Judy Giles, lecturer and researcher, who has died aged 69
Judy Giles was a lecturer at York St John University

My mother, Judy Giles, who has died of ovarian cancer aged 69, played a pioneering role in the establishment and development of women’s studies as a respected academic subject. A late arrival to academia, Judy viewed her subject from a well-rounded background and broad perspective.

The elder of two children, Judy was born in Lancashire, to Dorothy (nee Holland) and Douglas Major, both lawyers, and grew up in the village of Tardebigge, near Bromsgrove, in the West Midlands. Here her parents’ love of the bottle and a party made for a chaotic environment and the need to be self-sufficient from a young age. Despite this, her mother was, in 1936, one of the first women to be called to the bar.

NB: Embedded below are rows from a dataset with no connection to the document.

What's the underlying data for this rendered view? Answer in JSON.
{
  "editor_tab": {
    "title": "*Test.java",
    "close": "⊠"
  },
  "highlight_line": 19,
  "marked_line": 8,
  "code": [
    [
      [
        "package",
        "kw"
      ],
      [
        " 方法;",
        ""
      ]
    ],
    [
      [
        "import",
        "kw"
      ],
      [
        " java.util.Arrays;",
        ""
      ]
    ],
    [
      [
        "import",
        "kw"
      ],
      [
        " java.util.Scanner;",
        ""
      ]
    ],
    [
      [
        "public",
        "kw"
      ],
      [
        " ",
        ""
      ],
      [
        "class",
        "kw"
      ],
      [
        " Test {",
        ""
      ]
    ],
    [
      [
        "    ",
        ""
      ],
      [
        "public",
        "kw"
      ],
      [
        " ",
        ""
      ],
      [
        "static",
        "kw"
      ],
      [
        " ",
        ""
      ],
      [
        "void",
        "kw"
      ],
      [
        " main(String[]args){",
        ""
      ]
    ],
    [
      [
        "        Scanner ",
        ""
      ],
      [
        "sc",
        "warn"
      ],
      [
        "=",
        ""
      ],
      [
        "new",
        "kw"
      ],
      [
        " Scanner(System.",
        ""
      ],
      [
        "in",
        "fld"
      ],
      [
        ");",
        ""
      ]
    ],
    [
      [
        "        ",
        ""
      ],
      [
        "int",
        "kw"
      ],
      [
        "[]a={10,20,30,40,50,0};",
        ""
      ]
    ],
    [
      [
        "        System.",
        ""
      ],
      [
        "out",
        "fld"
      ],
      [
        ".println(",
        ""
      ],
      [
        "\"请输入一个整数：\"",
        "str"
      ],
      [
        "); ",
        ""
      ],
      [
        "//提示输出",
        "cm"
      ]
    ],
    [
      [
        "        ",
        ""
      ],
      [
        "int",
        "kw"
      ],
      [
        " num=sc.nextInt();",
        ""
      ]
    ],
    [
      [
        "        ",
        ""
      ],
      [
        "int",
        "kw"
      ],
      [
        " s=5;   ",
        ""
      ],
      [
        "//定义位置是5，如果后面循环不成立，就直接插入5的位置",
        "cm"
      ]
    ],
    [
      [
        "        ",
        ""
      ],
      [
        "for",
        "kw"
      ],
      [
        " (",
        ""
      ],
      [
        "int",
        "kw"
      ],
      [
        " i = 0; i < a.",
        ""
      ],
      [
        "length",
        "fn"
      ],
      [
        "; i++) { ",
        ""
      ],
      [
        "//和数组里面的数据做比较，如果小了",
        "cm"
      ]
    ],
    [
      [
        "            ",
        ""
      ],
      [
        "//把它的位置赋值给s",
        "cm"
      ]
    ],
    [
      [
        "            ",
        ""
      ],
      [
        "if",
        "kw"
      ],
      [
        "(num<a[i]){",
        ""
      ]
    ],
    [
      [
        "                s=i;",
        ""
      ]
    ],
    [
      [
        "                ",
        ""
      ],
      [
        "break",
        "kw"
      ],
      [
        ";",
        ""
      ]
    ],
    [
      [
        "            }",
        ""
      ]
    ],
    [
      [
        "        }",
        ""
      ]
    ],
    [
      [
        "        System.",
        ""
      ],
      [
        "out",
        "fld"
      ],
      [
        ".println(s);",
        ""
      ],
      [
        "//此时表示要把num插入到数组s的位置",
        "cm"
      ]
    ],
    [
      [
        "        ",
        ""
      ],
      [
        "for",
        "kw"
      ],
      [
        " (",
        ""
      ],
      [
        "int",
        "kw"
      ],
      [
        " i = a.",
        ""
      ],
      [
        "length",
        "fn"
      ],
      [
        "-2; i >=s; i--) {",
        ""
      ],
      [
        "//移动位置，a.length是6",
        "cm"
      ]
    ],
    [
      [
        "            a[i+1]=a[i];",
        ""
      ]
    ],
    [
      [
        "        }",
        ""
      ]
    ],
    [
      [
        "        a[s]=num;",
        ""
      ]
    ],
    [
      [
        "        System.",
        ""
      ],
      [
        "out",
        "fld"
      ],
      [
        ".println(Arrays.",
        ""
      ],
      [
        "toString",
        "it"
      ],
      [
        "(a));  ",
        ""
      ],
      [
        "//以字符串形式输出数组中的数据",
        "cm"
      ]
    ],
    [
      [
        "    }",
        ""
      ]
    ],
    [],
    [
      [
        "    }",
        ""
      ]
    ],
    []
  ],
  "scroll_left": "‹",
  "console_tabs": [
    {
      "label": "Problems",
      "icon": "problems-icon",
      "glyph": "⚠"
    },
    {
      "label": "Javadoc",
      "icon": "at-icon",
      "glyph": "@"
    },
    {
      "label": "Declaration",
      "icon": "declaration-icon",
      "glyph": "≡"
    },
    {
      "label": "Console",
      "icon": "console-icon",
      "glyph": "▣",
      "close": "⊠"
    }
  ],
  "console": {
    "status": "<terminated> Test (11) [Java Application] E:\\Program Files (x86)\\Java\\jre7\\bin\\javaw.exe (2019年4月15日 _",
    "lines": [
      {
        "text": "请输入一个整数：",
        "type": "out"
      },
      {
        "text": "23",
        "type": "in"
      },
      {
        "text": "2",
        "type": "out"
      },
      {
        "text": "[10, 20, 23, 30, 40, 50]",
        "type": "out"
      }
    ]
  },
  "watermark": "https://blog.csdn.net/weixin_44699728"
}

Judy went to Edgbaston high school and Kings Norton girls’ grammar school. In the 60s, her first marriage, to Colin Giles, a press operator whom she met at Bromsgrove jazz club in Perry Hall hotel, Bromsgrove, in 1964, was quickly followed by the birth of two sons, and, six years later, a daughter. She studied through the Open University and then gained a first-class degree in English from Worcester College of Higher Education. The marriage broke down and Judy moved to York University to begin her PhD. In 1989 she became the first person in the UK to gain a doctorate in women’s studies.

She went on to lecture at York St John University. Recognised by her students as an inspiring and utterly committed teacher, Judy was also widely respected in the international research community. In 2000 she was awarded a one-year research fellowship by the Leverhulme Trust. Among her four published works was The Parlour and the Suburb: Domestic Identities, Class, Femininity and Modernity (2005), based on her thesis research.

Judy was committed to a study of culture, literature and history that challenged conventional ways of seeing the world. For instance, she studied the interwar period with a focus on the experience of women at home. This year, York St John University created a research award in her name.

In 1987 Judy met Barrie Linfoot, a driving instructor, and the couple made their home together in York; they married shortly before her death. In July 2008, Judy retired. She was diagnosed that summer with ovarian cancer, and faced it with the same determination, resilience, positivity and dignity she had shown in her personal and professional life.

She is survived by Barrie, her three children, Nick, Catherine and me, and her step-children, Marcus and Gemma.